The other details are lost on me but "2" is the recurring theme in your problem description. ;)
I would second that this definitely sounds like a stack corruption due to out of bound array or buffer writing. Stack protector would be good as long as the writing is sequential, not random.
I second the notion that it is likely stack corruption. I'll add that the switch to a multi-threaded library makes me suspicious that what has happened is a lurking bug has been exposed. Possibly the sequencing the buffer overflow was occurring on unused memory. Now it's hitting another thread's stack. There are many other possible scenarios.
Sorry if that doesn't give much of a hint at how to find it.
I tried Valgrind on it, but unfortunately it doesn't detect stack errors:
"In addition to the performance penalty an important limitation of Valgrind is its inability to detect bounds errors in the use of static or stack allocated data."
I tend to agree that this is a stack overflow problem. The tricky thing is tracking it down. Like I said, there's over 100,000 lines of code to this thing (including custom libraries developed in-house - some of it going as far back as 1992) so if anyone has any good tricks for catching that sort of thing, I'd be grateful. There's arrays being worked on all over the place and the app uses OI for its GUI (if you haven't heard of OI, be grateful) so just looking for a logical fallacy is a mammoth task and my time is short.
Also agreed that the 0x000002 is suspect. It is about the only constant between crashes. Even weirder is the fact that this only cropped up with the multi-threaded switch. I think that the smaller stack as a result of the multiple-threads is what's making this crop up now, but that's pure supposition on my part.
No one asked this, but I built with gcc-4.2. Also, I can guarantee ABI safety here so that's also not the issue. As for the "garbage at the end of the stack" on the RAM hit, the fact that it is universally 2 (though in different places in the code) makes me doubt that as garbage tends to be random.
It is impossible to know, but here are some hints that I can come up with.
In pthreads you must allocate the stack and pass it to the thread. Did you allocate enough? There is no automatic stack growth like in a single threaded process.
If you are sure that you don't corrupt the stack by writing past stack allocated data check for rouge pointers (mostly uninitialized pointers).
One of the threads could overwrite some data that others depend on (check your data synchronisation).
Debugging is usually not very helpful here.

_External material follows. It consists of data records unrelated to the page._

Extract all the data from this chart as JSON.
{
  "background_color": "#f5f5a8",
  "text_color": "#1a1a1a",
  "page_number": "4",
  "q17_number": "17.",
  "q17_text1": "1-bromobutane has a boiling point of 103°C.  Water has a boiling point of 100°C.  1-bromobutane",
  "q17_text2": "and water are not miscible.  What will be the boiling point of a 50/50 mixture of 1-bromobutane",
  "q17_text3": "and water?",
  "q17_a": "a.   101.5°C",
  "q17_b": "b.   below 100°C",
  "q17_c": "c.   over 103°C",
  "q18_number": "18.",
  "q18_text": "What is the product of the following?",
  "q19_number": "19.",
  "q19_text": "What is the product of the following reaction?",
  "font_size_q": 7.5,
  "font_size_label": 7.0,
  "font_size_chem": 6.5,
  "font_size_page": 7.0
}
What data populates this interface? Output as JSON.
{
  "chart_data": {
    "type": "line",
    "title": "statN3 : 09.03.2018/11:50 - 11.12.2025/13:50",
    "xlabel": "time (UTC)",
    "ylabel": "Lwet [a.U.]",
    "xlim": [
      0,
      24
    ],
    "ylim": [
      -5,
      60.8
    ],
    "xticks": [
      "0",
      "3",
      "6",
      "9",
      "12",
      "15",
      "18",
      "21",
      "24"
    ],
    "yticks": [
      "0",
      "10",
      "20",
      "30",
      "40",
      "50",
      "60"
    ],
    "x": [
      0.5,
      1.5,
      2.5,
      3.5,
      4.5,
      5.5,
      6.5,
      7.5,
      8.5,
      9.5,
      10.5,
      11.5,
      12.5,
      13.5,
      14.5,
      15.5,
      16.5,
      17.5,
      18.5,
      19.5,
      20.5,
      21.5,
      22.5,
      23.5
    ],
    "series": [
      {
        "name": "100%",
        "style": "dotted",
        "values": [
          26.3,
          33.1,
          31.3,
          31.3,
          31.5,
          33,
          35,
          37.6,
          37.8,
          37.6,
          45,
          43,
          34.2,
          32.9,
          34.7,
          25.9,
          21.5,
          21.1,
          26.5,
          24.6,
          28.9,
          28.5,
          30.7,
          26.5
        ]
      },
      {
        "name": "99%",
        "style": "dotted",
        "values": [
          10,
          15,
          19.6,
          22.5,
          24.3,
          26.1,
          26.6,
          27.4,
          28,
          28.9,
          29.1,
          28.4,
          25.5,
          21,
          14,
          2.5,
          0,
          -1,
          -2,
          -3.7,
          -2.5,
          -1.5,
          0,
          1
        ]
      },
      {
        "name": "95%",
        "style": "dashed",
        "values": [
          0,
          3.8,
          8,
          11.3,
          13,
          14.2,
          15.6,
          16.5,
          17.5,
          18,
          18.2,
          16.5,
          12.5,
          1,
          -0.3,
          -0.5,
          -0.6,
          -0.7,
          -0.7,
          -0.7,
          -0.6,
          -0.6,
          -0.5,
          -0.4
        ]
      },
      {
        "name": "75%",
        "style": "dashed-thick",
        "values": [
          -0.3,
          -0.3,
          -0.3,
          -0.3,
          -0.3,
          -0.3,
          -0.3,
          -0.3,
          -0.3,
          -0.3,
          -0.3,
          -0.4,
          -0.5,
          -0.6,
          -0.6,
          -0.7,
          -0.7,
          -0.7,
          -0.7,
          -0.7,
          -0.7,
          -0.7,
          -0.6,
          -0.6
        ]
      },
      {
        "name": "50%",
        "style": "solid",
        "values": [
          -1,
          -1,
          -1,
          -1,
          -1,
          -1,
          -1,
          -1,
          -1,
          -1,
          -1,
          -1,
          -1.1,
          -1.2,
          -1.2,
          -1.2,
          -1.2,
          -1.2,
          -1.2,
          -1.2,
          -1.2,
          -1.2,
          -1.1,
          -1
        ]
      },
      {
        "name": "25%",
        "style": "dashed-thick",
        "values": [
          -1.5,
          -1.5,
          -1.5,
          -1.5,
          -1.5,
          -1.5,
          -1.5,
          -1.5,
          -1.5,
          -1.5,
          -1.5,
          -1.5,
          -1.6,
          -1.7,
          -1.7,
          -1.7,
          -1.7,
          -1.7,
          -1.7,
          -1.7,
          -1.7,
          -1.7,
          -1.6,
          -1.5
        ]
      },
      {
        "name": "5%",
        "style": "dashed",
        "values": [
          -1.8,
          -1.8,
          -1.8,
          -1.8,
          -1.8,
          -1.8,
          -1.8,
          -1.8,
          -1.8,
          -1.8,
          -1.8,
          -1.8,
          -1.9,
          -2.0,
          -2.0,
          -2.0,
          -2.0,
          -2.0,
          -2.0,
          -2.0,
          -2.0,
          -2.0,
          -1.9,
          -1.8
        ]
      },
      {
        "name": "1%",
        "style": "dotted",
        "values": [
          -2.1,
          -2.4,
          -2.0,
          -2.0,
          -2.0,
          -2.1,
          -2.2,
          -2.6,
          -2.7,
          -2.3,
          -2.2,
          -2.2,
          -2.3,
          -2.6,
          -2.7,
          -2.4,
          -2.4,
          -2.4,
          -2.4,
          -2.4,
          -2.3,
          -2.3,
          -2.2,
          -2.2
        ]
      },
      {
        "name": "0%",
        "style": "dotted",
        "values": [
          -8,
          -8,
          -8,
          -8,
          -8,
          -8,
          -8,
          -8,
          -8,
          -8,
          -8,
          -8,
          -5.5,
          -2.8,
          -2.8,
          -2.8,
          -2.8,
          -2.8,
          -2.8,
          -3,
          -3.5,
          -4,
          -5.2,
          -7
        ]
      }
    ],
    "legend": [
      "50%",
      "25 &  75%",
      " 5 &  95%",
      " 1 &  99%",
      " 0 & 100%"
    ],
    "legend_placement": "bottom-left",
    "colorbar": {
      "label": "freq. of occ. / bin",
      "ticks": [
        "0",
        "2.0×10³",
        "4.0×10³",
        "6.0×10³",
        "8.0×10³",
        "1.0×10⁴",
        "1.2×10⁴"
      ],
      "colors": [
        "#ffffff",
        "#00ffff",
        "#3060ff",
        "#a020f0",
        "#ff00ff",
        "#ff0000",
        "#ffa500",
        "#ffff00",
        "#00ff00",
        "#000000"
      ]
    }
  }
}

I would try to create lots of log output (traces for entry and exit of every function/method call) and then analyze the log.
The fact that the error manifest itself differently on Linux may help. What thread mapping are you using on Solaris? Make sure you map every thread to it's own LWP to ease the debugging.
Also agreed that the 0x000002 is suspect. It is about the only constant between crashes. Even weirder is the fact that this only cropped up with the multi-threaded switch. I think that the smaller stack as a result of the multiple-threads is what's making this crop up now, but that's pure supposition on my part.
If you pass anything on the stack by reference or by address, this would most certainly happen if another thread tried to use it after the first thread returned from a function.
You might be able to repro this by forcing the app onto a single processor. I don't know how you do that with Sparc.